The funny thing about Gladwell's "Outliers" is that I seem to have taken the exact opposite lesson from it that almost everyone else has. Most other people see the good fortune that Gladwell's outliers enjoyed, being in the right place at the right time. But the lesson I took from the book is that those lucky circumstances would have not done any of those outliers any good if they hadn't put in the effort to achieve what they did. Most Canadian hockey players may be born in January and February, but not every young boy born in Canada in January and February becomes a great hockey player.

Life is unfair. And it is unfair that life is unfair. But you will not make it more fair by embarking on some sort of quest for cosmic justice, you will just tear down the high while failing to help the low. There is nothing wrong with the successful wanting to use what they've gained to help others. But they have no moral duty to do so, and we have no right to demand it of them or try to guilt them into it.

Elisheva Hannah Levin said...

Brianna,

I have not read Gladwell's Outliers, so thanks for providing your take. I am continually amazed at the lectures Americans get about charity, when once again, as in every year of my life, Americans have given more charity by far from their own funds than have any other people on earth.

Given those facts, then all of these "worries" can be seen in quite a different light. They are charity puritans. There are collectivists that lie awake at night worrying that somebody somewhere might actually be enjoying the giving of charity. I think to these people, if it's fun to give charity--like going to a benefit concert--then it can't be moral. This bespeaks the rightness of Yaron Brook's premise: the real concern of the people who wrote the Guilt, er, the Giving Pledge is that they don't really believe they earned their money and have a right to it. Which makes me wonder . . . if they didn't earn it, how did they get it?

Brianna said...

"I have not read Gladwell's Outliers"

It's worth reading. Not very long, and interesting.

"if they didn't earn it, how did they get it?"

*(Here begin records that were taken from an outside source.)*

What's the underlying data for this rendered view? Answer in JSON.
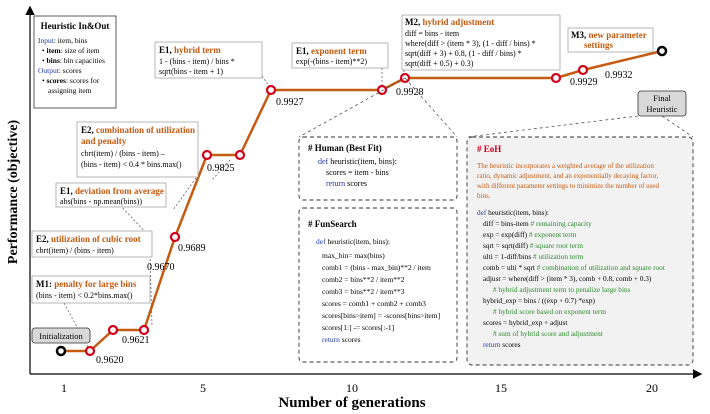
{
  "axes": {
    "ylabel": "Performance (objective)",
    "xlabel": "Number of generations",
    "xticks": [
      "1",
      "5",
      "10",
      "15",
      "20"
    ]
  },
  "colors": {
    "line": "#c55a11",
    "marker": "#d0021b",
    "accent": "#c55a11",
    "keyword": "#1f3aa8",
    "comment": "#2d8a2d"
  },
  "nodes": {
    "values": [
      "0.9620",
      "0.9621",
      "0.9670",
      "0.9689",
      "0.9825",
      "0.9927",
      "0.9928",
      "0.9929",
      "0.9932"
    ]
  },
  "chart_data": {
    "type": "line",
    "xlabel": "Number of generations",
    "ylabel": "Performance (objective)",
    "x_ticks": [
      1,
      5,
      10,
      15,
      20
    ],
    "points": [
      {
        "x": 1,
        "y": 0.962,
        "label": "Initialization"
      },
      {
        "x": 2,
        "y": 0.962
      },
      {
        "x": 3,
        "y": 0.9621
      },
      {
        "x": 4,
        "y": 0.9621
      },
      {
        "x": 5,
        "y": 0.967
      },
      {
        "x": 6,
        "y": 0.9689
      },
      {
        "x": 7,
        "y": 0.9825
      },
      {
        "x": 8,
        "y": 0.9927
      },
      {
        "x": 12,
        "y": 0.9927
      },
      {
        "x": 13,
        "y": 0.9928
      },
      {
        "x": 18,
        "y": 0.9928
      },
      {
        "x": 19,
        "y": 0.9929
      },
      {
        "x": 20,
        "y": 0.9932,
        "label": "Final Heuristic"
      }
    ]
  },
  "heuristic_box": {
    "title": "Heuristic In&Out",
    "input_label": "Input",
    "input_text": ": item, bins",
    "items": [
      {
        "bold": "item",
        "rest": ": size of item"
      },
      {
        "bold": "bins",
        "rest": ": bin capacities"
      }
    ],
    "output_label": "Output",
    "output_text": ": scores",
    "out_items": [
      {
        "bold": "scores",
        "rest": ": scores for"
      }
    ],
    "out_cont": "assigning item"
  },
  "annotations": {
    "m1": {
      "head": "M1:",
      "title": "penalty for large bins",
      "lines": [
        "(bins - item) < 0.2*bins.max()"
      ]
    },
    "e2a": {
      "head": "E2,",
      "title": "utilization of cubic root",
      "lines": [
        "cbrt(item) / (bins - item)"
      ]
    },
    "e1a": {
      "head": "E1,",
      "title": "deviation from average",
      "lines": [
        "abs(bins - np.mean(bins))"
      ]
    },
    "e2b": {
      "head": "E2,",
      "title1": "combination of utilization",
      "title2": "and penalty",
      "lines": [
        "cbrt(item) / (bins - item) –",
        "(bins - item) < 0.4 * bins.max()"
      ]
    },
    "e1b": {
      "head": "E1,",
      "title": "hybrid term",
      "lines": [
        "1  -  (bins  -  item)  /  bins  *",
        "sqrt(bins - item + 1)"
      ]
    },
    "e1c": {
      "head": "E1,",
      "title": "exponent term",
      "lines": [
        "exp(-(bins - item)**2)"
      ]
    },
    "m2": {
      "head": "M2,",
      "title": "hybrid adjustment",
      "lines": [
        "diff = bins - item",
        "where(diff > (item * 3), (1 - diff / bins) *",
        "sqrt(diff  +  3)  +  0.8,  (1  -  diff / bins)  *",
        "sqrt(diff + 0.5) + 0.3)"
      ]
    },
    "m3": {
      "head": "M3,",
      "title1": "new  parameter",
      "title2": "settings"
    }
  },
  "labels": {
    "init": "Initialization",
    "final1": "Final",
    "final2": "Heuristic"
  },
  "human": {
    "title": "# Human (Best Fit)",
    "l1a": "def",
    "l1b": " heuristic(item, bins):",
    "l2": "scores = item - bins",
    "l3a": "return",
    "l3b": " scores"
  },
  "funsearch": {
    "title": "# FunSearch",
    "l1a": "def",
    "l1b": " heuristic(item, bins):",
    "l2": "max_bin= max(bins)",
    "l3": "comb1 = (bins - max_bin)**2 / item",
    "l4": "comb2 = bins**2 / item**2",
    "l5": "comb3 = bins**2 / item**3",
    "l6": "scores = comb1 + comb2 + comb3",
    "l7": "scores[bins>item] = -scores[bins>item]",
    "l8": "scores[1:] -= scores[:-1]",
    "l9a": "return",
    "l9b": " scores"
  },
  "eoh": {
    "title": "# EoH",
    "desc": [
      "The heuristic incorporates a weighted average of the utilization",
      "ratio, dynamic adjustment, and an exponentially decaying factor,",
      "with different parameter settings to minimize the number of used",
      "bins."
    ],
    "def_kw": "def",
    "def_rest": " heuristic(item, bins):",
    "c1": "diff = bins-item",
    "c1c": " # remaining capacity",
    "c2": "exp = exp(diff)",
    "c2c": "  # exponent term",
    "c3": "sqrt = sqrt(diff)",
    "c3c": "  # square root term",
    "c4": "ulti = 1-diff/bins",
    "c4c": "  # utilization term",
    "c5": "comb = ulti * sqrt",
    "c5c": "  # combination of utilization and square root",
    "c6": "adjust = where(diff > (item * 3), comb + 0.8, comb + 0.3)",
    "c6c": "# hybrid adjustment term to penalize large bins",
    "c7": "hybrid_exp = bins / ((exp + 0.7) *exp)",
    "c7c": "# hybrid score based on exponent term",
    "c8": "scores = hybrid_exp + adjust",
    "c8c": "# sum of hybrid score and adjustment",
    "ret_kw": "return",
    "ret_rest": " scores"
  }
}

They stole it from the people who don't have it of course, doncha know? Everybody in the world would be rich except Bill Gates and Steve Jobs if only Gates and Jobs hadn't robbed every house in America in the middle of the night *rolleyes*

HaynesBE said...

Excellent post. Thank you for your thoughts and analysis.

One reaction I have is---although there is no duty to "give" to society, when one lives in a free country, generosity flows freely as well. Many people contributed to where I am today. Some of the help I paid for. Others gave it for free. The end result is a general sense of good will that spills over into charitable acts.
And, as one good deed deserves another, the random acts of kindness keep flowing.

Myrhaf said...

Shaw was a horrid socialist, and he had other strange ideas. He thought vaccination was an atrocity and he believed in something called the "Life Force." For all that he is still one of my favorite playwrights because he wrote comedy with intelligence. He knew how to get laughs. He's not in the first rank of dramatists, but solidly in the second.